Fin 2009, le groupe décidait d'investir massivement dans la «digitalisation». Qu'en est-il un an plus tard ? Bilan.

«Nous n'avons pas trouvé la martingale, mais nous commençons à y voir plus clair.» Guillaume Pannaud, président de TBWA Paris, a le succès plutôt modeste. Un an après le début de sa «digitalisation», l'agence de publicité peut pourtant afficher un quasi-doublement de la part de ses revenus réalisés dans le numérique, de 12,5% en 2009 à 22% en 2010. Le tout sur fond de croissance «à deux chiffres» (lire l'encadré). Et se félicite d'un titre de «première agence digitale française» à Cannes.

Décision lourde qui a conduit le président de TBWA Paris à choisir, fin 2009, d'investir 2 millions d'euros dans ce chantier, la «digitalisation» – bouleversement engagé par d'autres agences de publicité, en particulier DDB Paris – apporte, au-delà des chiffres, du sang neuf dans les équipes. Et conduit à revoir les méthodes de travail.

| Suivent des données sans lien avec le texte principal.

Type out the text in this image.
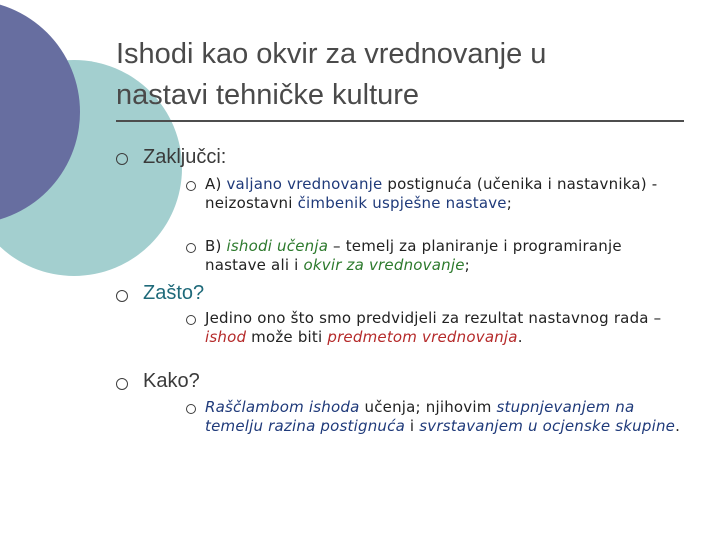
Ishodi kao okvir za vrednovanje u
nastavi tehničke kulture
Zaključci:
A) valjano vrednovanje postignuća (učenika i nastavnika) - neizostavni čimbenik uspješne nastave;
B) ishodi učenja – temelj za planiranje i programiranje nastave ali i okvir za vrednovanje;
Zašto?
Jedino ono što smo predvidjeli za rezultat nastavnog rada – ishod može biti predmetom vrednovanja.
Kako?
Raščlambom ishoda učenja; njihovim stupnjevanjem na temelju razina postignuća i svrstavanjem u ocjenske skupine.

En 2010, TBWA Paris a recruté 41 personnes dans diverses fonctions, notamment de management (Philippe Simonet, ex-Publicis Net, a rejoint l'agence comme vice-président et Grégoire Assémat-Tessandier, ex-Bacardi Martini, comme directeur général), de création (Nathalie Huni, ex-RGA Londres, Guillaume Lartigue et Till Aurousseau, ex-Publicis), de production (Laurence Borne, ex-Publicis Net) et de «digital artist» (création d'un studio de «motion design» aujourd'hui composé de 17 personnes).

Repenser l'organisation

Mais c'est sans doute dans les méthodes de travail et les schémas de pensée que les évolutions sont les plus profondes. Le président de TBWA Paris identifie «au moins trois changements majeurs». En premier lieu, ce qu'il appelle «un "déséquençage" des étapes de travail». «Mettre le digital au centre, c'est accepter de bouleverser l'ordre des séquences traditionnelles d'un plan de communication», souligne-t-il.

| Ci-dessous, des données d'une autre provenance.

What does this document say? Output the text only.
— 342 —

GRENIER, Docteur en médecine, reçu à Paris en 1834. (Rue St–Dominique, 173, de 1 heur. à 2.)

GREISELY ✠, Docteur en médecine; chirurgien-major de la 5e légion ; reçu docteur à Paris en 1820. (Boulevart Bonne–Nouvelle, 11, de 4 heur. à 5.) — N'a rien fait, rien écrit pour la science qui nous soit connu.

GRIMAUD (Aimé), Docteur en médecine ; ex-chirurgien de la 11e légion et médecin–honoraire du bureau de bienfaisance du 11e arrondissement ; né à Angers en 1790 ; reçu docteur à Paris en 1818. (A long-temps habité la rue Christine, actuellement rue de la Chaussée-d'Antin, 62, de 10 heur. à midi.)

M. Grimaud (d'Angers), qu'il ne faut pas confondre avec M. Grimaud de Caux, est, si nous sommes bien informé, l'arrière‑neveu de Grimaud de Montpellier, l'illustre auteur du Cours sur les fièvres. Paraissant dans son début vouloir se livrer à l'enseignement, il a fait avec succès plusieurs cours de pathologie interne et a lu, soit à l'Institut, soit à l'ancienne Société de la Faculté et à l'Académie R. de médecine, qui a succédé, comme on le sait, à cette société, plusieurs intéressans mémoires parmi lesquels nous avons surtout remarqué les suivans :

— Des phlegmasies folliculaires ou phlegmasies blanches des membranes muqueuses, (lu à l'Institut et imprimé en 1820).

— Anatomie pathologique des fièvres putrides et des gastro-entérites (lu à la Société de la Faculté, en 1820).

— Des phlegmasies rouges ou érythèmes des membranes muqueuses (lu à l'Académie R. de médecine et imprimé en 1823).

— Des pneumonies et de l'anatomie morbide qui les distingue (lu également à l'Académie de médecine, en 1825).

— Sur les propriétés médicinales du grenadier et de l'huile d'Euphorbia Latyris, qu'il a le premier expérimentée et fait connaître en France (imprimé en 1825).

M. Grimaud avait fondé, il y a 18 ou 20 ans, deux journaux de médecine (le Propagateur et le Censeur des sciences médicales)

Le digital impose aussi «un changement de rythme»: «Nos organisations pyramidales doivent évoluer vers une organisation plus "liquide" et plus réactive, qui regroupe les talents de manière temporaire selon la nature d'un objectif donné.»

Troisième changement, «la nécessaire évolution du team créatif qui doit s'enrichir de "digital artists" et de techniciens regroupés en mode projet». Pour Guillaume Pannaud, «tout comme l'ère du print a connu le rédacteur roi et celle de la TV, donc de l'image, l'apparition du team créatif (un rédacteur et un directeur artistique), le digital force à repenser l'organisation de la création.»

Les outils sur lesquels les publicitaires s'appuient pour travailler sont eux aussi touchés par la révolution numérique. «Au-delà du taux de clic ou du nombre de pages vues, quelle est la trace laissée par les actions digitales?, s'interroge ainsi Guillaume Pannaud. Nous avons créé avec Opinion Way un Observatoire de la trace mémorielle des marques sur Internet.» L'agence en communiquera les résultats prochainement. «C'est assez instructif», promet le président de TBWA Paris.

La question de la formation des équipes à tous ces changements et des freins naturels est évidemment cruciale. Mais les clients sont aussi concernés… Sur le modèle du Disruption Day, TBWA Paris a ainsi créé un Digital Day. «Les marques et entreprises ont souvent investi Internet d'abord pour y être, souligne Guillaume Pannaud. Leur écosystème numérique s'est ainsi construit par strates successives intégrant au fil du temps la mode du moment, se complexifiant souvent sans tenir compte du vrai juge de paix: l'audience.» L'objectif du Digital Day est donc de «cartographier l'existant en tenant compte des flux générés» et de «se poser ensemble la question de la pertinence stratégique de chaque pièce de l'écosystème». «C'est au fond une manière didactique et collaborative de rationaliser et de remettre sens dans des stratégies qui n'ont pas toujours été pensées», conclut-il.

 

(Encadré)

Afflux de budgets

Le «digital» a permis à TBWA de gagner des parts de marché chez la plupart de ses grands clients: SNCF (accompagnement de la stratégie numérique), Cetelem, GMF, Spontex, Pedigree, Whiskas (stratégie numérique), Michelin (déploiement mondial des campagnes en ligne), etc. L'agence a aussi gagné quatre clients avec, à chaque fois, un important volet digital: Monaco, les chaînes de Fox, et deux marques de luxe sur lesquelles elle est tenue au secret. En 2009, TBWA Paris a perdu l'an dernier trois clients: Kronenbourg, La Redoute, Fnac (l'agence a choisi de ne pas participer à la compétition).